Be careful with long-running sync waits
Avoid blocking the event loop for long synchronous waits to fetch secrets. Prefer proper async resolution to keep the process responsive and to enable graceful restarts.
Workflow: Handling SDK call results (Observables vs Promises)
Step 1 — Know what you receive
The SDK surfaces asynchronous results either as streams (observables) or promises depending on configuration and language/runtime. Decide whether your application prefers stream handling or promise-based flow.
Step 2 — If you prefer streams
Subscribe to results and remember to unsubscribe or complete subscriptions where appropriate. Use built‑in cancellation methods provided by your platform to avoid memory leaks.
Step 3 — If you prefer promises
Convert the stream to a single resolution (if supported by your runtime) and await it, or use an adapter that converts the stream result into a promise. Make sure timeouts and retries are handled according to your reliability policies.
Step 4 — Error handling & retries
Implement consistent error handling and an exponential backoff retry strategy for transient failures. Log errors with actionable context (operation, identifiers, correlation id) to ease debugging.
Step 5 — Threading & concurrency
When making many concurrent SDK calls, respect rate limits and prefer batching or queueing patterns to avoid triggering throttling or server errors.
Centralize HTTP and retry policies
Configure and centralize HTTP settings (timeouts, retries, global headers) in one place in your application so all SDK consumers benefit from consistent policies and observability.
Workflow: Branching & release strategies for generated SDKs
Step 1 — Keep source and generated artifacts separated
Keep your source (generator templates, custom wrappers) in one branch or repo and generated SDK artifacts in a dedicated branch or a separate repository. This reduces noise in the primary development branch.
Step 2 — Use PRs to merge generated changes
Always merge generated changes through PRs so humans can review model changes and assess downstream impact. Protect the branch so merges require passing CI checks.
Step 3 — Release from protected branch
Trigger publication pipelines only from a protected branch that requires CI passing and approvals. This ensures only validated artifacts are published.
Step 4 — Tag and keep a changelog history
Tag releases and keep a searchable history of changelogs so consumers can map versions to migration instructions.
Step 5 — Support quick fixes and hotfix branches
Have a fast path for urgent fixes: a hotfix branch pattern that can be built, tested and released quickly with a minimal review process while still maintaining quality gates.
Before: Regenerated artifacts committed directly to main
- Hard to review
- Breaks CI unexpectedly
- No clear audit trail
After: Regenerated artifacts go to dedicated branch + PR
- Predictable CI
- Human review for changes
- Clear, auditable release process
Watch out for noisy diffs from generators
Generator outputs can change formatting or ordering between generator versions.
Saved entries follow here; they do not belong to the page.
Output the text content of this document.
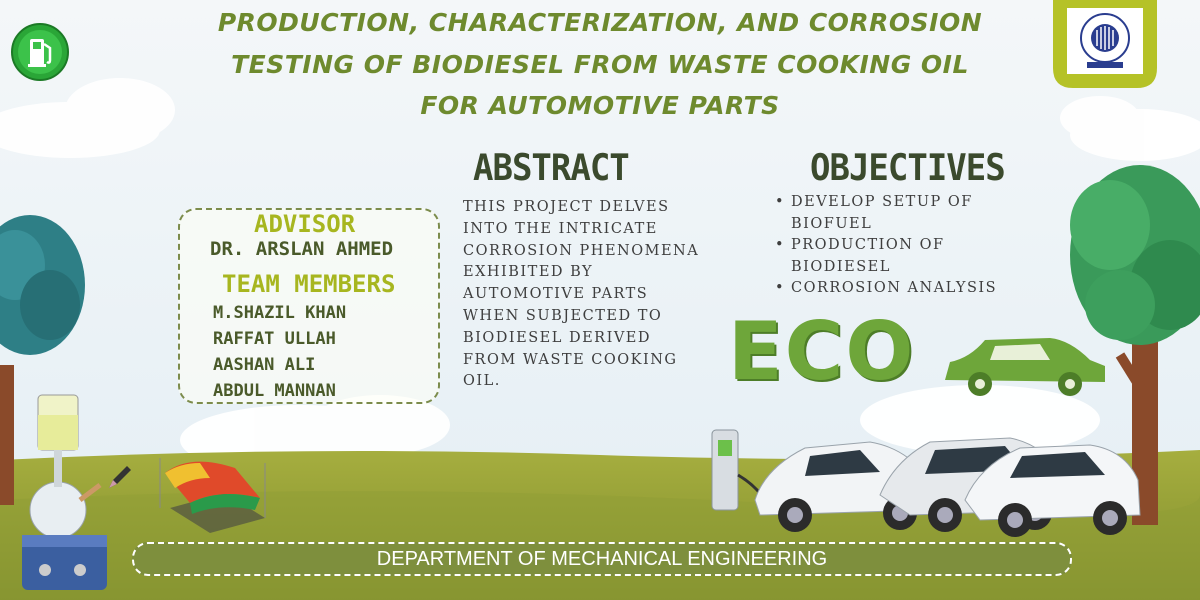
PRODUCTION, CHARACTERIZATION, AND CORROSION
TESTING OF BIODIESEL FROM WASTE COOKING OIL
FOR AUTOMOTIVE PARTS
ADVISOR
DR. ARSLAN AHMED
TEAM MEMBERS
M.SHAZIL KHAN
RAFFAT ULLAH
AASHAN ALI
ABDUL MANNAN
ABSTRACT
THIS PROJECT DELVES
INTO THE INTRICATE
CORROSION PHENOMENA
EXHIBITED BY
AUTOMOTIVE PARTS
WHEN SUBJECTED TO
BIODIESEL DERIVED
FROM WASTE COOKING
OIL.
OBJECTIVES
• DEVELOP SETUP OF
BIOFUEL
• PRODUCTION OF
BIODIESEL
• CORROSION ANALYSIS
ECO
DEPARTMENT OF MECHANICAL ENGINEERING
Pin generator version and normalize output (formatting, sorting) to keep diffs focused on real model changes.
Frequently Asked Questions
Ready to set up your release pipeline?
Use the patterns above as a template: secure secrets, regenerate in CI, run tests, open a PR for review, then release from a protected branch.
Final checklist (quick):
- Use semantic versioning and annotated tags.
- Keep credentials out of commits; use CI secrets.
- Regenerate in CI and push generated changes to a dedicated branch.
- Gate merges with build/tests and require human review for breaking changes.
- Smoke‑test the published package in a fresh environment before announcing the release.